Name ______________________ STA 4222/5225 Midterm Spring '01 D. Meeter
DUE: March 8
Work all problems on a separate paper. Show your work and label the answer.
This is a TEST. Do your own work. QUESTIONS? Ask me or Mr. Bain.
Questions labeled STA 5225 can be attempted by students in STA 4222 for extra credit.
The Hospital Cost Containment Board is doing a study of medical back problems which were treated in hospitals in 2000. The study is funded by a private hospital insurers association that wants to compare claims made on private insurers with the rest of the cases.
For planning purposes, 1999 data is available, which shows that there were 36,000 back claims, of which 40% involved private insurers.
An important response variable is Length of Stay (LOS) in the hospital, which in l999 averaged about 6 days, with a variance of 4. (The private cases had a variance of 3.24 and the public a variance of 3.6 .)
Plan A is an srs of n claims.
1. Choose a sample size so that the bound on the estimate of mean LOS is about 0.2 days.
2. Do you need to be concerned about the fpc?
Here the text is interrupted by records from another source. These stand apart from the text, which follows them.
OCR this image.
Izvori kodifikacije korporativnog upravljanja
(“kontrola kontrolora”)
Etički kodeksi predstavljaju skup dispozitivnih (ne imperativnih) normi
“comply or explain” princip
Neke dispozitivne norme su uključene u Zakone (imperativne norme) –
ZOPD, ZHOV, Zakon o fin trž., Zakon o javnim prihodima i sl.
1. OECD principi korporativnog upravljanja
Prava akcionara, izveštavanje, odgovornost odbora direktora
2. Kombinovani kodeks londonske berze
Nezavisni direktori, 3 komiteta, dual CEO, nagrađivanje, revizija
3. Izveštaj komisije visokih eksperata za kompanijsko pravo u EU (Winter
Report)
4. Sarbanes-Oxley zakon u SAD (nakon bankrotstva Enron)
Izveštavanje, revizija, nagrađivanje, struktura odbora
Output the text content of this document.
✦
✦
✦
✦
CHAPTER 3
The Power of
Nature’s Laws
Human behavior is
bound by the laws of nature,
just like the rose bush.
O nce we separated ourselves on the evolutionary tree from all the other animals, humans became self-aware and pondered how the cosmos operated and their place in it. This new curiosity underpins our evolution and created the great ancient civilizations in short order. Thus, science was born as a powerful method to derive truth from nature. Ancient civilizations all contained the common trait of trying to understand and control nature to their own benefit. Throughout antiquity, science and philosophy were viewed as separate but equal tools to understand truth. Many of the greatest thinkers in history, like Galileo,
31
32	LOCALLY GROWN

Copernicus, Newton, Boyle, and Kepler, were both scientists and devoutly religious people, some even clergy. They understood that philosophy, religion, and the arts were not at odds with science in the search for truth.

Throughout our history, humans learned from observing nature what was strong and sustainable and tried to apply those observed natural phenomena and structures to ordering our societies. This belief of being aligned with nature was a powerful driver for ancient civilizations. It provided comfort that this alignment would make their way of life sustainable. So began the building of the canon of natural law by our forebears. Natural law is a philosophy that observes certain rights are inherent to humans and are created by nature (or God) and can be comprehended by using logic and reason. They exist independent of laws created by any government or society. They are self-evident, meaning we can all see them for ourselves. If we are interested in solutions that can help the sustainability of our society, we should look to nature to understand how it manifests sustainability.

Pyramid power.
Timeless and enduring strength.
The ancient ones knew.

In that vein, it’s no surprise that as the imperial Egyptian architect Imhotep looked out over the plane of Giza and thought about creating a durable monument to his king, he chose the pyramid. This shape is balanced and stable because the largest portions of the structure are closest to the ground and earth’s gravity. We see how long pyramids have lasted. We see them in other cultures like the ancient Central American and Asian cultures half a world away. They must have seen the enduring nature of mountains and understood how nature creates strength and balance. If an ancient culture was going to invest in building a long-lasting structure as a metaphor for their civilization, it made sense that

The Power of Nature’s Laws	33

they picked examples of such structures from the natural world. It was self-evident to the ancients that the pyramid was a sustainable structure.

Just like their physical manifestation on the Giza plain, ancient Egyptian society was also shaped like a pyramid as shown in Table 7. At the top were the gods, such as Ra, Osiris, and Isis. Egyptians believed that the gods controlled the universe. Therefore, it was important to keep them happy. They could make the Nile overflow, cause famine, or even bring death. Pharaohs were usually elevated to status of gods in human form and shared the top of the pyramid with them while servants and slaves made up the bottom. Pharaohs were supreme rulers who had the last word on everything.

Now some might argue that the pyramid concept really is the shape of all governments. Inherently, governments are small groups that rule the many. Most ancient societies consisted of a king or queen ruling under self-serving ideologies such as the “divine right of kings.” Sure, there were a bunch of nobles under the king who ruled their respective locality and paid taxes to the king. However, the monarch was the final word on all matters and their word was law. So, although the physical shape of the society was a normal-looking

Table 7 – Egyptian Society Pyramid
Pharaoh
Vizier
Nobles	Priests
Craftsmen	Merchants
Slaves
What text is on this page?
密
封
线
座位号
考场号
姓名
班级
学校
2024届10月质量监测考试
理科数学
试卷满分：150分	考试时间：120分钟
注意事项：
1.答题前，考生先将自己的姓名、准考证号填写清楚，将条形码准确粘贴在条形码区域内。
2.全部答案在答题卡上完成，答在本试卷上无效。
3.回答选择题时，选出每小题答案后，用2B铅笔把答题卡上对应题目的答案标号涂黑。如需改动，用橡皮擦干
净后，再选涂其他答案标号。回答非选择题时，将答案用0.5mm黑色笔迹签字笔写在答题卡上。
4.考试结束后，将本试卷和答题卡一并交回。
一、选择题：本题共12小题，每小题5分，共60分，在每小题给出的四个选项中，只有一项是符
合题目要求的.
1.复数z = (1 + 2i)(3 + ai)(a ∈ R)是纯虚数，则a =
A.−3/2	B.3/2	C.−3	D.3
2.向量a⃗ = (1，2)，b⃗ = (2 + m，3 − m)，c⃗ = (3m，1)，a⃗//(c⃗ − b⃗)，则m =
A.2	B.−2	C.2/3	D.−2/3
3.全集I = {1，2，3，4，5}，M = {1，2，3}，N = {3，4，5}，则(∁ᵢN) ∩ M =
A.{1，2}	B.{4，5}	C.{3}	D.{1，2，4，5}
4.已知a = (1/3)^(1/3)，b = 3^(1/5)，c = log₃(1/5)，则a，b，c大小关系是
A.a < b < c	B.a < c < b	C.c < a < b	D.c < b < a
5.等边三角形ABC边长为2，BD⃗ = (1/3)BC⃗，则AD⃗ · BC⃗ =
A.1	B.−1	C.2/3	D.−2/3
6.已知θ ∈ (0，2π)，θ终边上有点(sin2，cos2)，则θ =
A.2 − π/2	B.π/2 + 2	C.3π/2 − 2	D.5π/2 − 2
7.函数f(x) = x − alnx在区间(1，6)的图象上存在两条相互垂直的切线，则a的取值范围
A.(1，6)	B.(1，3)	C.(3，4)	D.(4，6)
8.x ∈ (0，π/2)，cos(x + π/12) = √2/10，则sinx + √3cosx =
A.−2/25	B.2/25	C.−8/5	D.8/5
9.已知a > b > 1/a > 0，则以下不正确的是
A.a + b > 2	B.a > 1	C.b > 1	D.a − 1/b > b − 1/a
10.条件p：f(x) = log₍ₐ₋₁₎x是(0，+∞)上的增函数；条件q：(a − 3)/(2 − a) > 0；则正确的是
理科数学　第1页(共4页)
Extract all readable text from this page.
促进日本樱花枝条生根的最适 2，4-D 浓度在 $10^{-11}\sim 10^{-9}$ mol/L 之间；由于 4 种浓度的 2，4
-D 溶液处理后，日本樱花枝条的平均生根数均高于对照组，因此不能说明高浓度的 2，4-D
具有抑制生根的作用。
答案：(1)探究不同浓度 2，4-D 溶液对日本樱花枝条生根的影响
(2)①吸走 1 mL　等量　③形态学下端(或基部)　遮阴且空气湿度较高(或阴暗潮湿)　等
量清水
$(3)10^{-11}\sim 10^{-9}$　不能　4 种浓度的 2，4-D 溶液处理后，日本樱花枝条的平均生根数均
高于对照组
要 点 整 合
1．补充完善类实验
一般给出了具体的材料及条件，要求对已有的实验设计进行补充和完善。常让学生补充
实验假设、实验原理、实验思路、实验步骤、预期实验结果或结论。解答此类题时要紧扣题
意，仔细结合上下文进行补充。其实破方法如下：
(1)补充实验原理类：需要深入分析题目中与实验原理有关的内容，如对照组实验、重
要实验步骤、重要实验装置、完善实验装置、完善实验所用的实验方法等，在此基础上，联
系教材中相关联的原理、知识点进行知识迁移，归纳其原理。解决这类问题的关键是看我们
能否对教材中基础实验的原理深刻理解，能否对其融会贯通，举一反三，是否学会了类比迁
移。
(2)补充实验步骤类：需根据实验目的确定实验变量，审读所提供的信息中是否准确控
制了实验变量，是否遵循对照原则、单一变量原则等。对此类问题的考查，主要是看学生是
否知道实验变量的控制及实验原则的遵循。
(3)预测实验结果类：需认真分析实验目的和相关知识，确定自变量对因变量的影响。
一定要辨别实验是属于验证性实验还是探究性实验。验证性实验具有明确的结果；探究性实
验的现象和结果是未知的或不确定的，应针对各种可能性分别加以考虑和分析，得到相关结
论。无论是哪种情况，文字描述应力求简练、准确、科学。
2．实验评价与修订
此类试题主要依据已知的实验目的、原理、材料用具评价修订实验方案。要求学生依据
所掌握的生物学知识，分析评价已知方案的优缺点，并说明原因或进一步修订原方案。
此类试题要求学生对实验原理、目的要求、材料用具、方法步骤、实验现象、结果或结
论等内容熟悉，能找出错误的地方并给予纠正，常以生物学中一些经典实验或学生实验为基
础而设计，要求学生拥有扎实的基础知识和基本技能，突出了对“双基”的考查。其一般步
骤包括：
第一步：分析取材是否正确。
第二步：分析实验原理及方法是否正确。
Why or why not?
3. In this particular study, identify or describe: response, element, population, sampling unit.
5. STA 5225: The above 1999 estimates were compiled from reports from hundreds of hospitals that summarize the data for their hospitals. Can you use similar year 2000 reports as a frame? Why/why not?
Plan B is a Neyman allocation of 372 claims to two strata: private, non-private.
6. How many observations would you need in each stratum?
7. Estimate the bound B on the error of estimation. Ignore fpc.
8. Estimate the number of observations needed with srs to achieve the bound B which you got in Question 5. Comment.
9. There are three reasons for stratifying a sample. Which of them (if any) apply in this problem? Give your reasoning.
10. STA 5225: State a variable which might be on the claim file that would be a candidate for an auxiliary variable for ratio or regression estimation. State another variable that might be related to LOS that could not be used for ratio or regression estimation.
----------------------------------------------------------------------------------------------------------------------
The Florida Department of Agriculture wants to know what quantity of different types of pesticides are being used each year. They propose to take a sample of Florida farms.
10. Which of the following variables might be useful for stratification? State your reasoning.
a) age of the farm owner
b) size of farm in acres
c) county in which farm is located
d) type of crop(s) grown.
11. Several of the responses are of the form "pounds of pesticide type Z used." Explain briefly how ratio or regression estimation could be used to estimate these responses more precisely.
12. Some of the forms are returned "no longer farming". How should this be handled?
13. STA 5225: Some farms refuse to participate. What about selecting a neighboring farm to replace them? (Explain why or why not.) Name three things that you could do to keep the participation rate high.
14. In these True-False questions, BRIEFLY state why you chose True or False.
a) T F The fpc is important when the sampling fraction is large.
b) T F Sample survey methods aren't needed if you census the entire population.
c) T F If we take a larger sample from the same population (using the same method) we should expect, but we cannot guarantee, that we will get a smaller bound B.